Why do natural gas wells flare?
Why do natural gas wells flare?
Flaring is undertaken as a way to remove dangerous gasses with lower harm to the environment. It is used in safely regulating pressure in chemical plants, as well as handling natural gas release in wells. Alternatives, such as piping the gas to a plant or on-site capture and use, are of great interest.

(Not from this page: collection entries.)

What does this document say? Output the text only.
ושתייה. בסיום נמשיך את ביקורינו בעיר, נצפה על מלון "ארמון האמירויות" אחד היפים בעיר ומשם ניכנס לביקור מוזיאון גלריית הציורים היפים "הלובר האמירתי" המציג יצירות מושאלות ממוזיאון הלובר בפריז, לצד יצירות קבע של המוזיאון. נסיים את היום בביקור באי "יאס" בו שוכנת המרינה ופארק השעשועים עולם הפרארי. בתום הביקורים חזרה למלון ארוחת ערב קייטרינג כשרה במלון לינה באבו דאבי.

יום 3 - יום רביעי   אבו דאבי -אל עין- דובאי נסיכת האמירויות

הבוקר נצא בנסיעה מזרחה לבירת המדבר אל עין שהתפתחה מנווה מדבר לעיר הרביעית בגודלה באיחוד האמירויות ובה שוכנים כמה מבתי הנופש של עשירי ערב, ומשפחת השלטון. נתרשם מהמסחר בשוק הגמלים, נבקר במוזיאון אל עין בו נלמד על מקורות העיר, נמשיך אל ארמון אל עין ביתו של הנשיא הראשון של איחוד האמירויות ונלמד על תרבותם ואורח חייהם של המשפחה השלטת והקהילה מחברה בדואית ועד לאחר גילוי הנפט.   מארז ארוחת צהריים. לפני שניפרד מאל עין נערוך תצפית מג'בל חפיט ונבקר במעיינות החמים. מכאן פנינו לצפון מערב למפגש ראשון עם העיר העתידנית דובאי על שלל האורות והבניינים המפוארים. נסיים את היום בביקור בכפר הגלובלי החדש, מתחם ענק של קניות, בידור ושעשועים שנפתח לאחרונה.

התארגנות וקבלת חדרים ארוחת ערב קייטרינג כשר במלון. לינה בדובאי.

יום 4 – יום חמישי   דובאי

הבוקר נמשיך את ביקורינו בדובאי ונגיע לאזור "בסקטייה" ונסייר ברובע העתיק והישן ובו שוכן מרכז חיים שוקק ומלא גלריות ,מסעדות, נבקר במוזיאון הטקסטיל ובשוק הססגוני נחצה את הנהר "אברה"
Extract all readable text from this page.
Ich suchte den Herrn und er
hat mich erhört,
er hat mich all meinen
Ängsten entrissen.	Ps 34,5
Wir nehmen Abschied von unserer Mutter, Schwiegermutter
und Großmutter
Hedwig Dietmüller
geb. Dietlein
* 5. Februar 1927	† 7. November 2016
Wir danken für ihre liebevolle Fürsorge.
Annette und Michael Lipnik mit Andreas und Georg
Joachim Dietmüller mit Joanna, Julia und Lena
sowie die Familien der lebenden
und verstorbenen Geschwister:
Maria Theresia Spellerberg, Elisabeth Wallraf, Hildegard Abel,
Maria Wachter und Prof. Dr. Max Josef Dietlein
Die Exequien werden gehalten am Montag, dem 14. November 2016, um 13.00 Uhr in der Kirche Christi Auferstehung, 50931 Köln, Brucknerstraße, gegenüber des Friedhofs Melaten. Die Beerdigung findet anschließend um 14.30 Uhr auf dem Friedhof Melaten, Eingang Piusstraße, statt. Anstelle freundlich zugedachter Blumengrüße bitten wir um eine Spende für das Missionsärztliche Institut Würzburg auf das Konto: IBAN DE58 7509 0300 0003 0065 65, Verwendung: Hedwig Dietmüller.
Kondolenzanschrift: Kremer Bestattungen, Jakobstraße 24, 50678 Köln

How do you stop gas flaring?
Build local gas-fired power plants to supply power for hydrocarbon operations, local industrial uses, residential electrification, or injection into the grid. Pipe gas to local industrial enterprises for heat and/or power generation. Build compressed natural gas (CNG) fueling stations for vehicles or other uses.
What is gas well flaring?
Flaring is the controlled burning of natural gas and a common practice in oil/gas exploration, production and processing operations. A flare system consists of a flare stack and pipes that feed gas to the stack. A flare is an important safety device, particularly at gas processing plants.
Why do gas wells have flames?
The most commonly stated reasons why natural gas is flared are: Pressure relief to prevent the risk of explosions from simply venting large amounts of reactive gases. Waste product removal from chemical production processes. Safe combustion of volatile organic compounds.
Why do gas companies flare?
The flare stack’s main purpose is to combust vent gas—a large portion of which is methane. When methane (which you might remember from chemistry class as CH4) is burned, it produces carbon dioxide (CO2) and water (H2O).
How bad is flaring?
At the same time, gas flaring contributes approximately 1% of man-made atmospheric carbon dioxide emissions globally. That is when flares combust hydrocarbons efficiently, converting them to carbon dioxide. In contrast, when flares burn poorly or go out, they pollute the air with more harmful gases.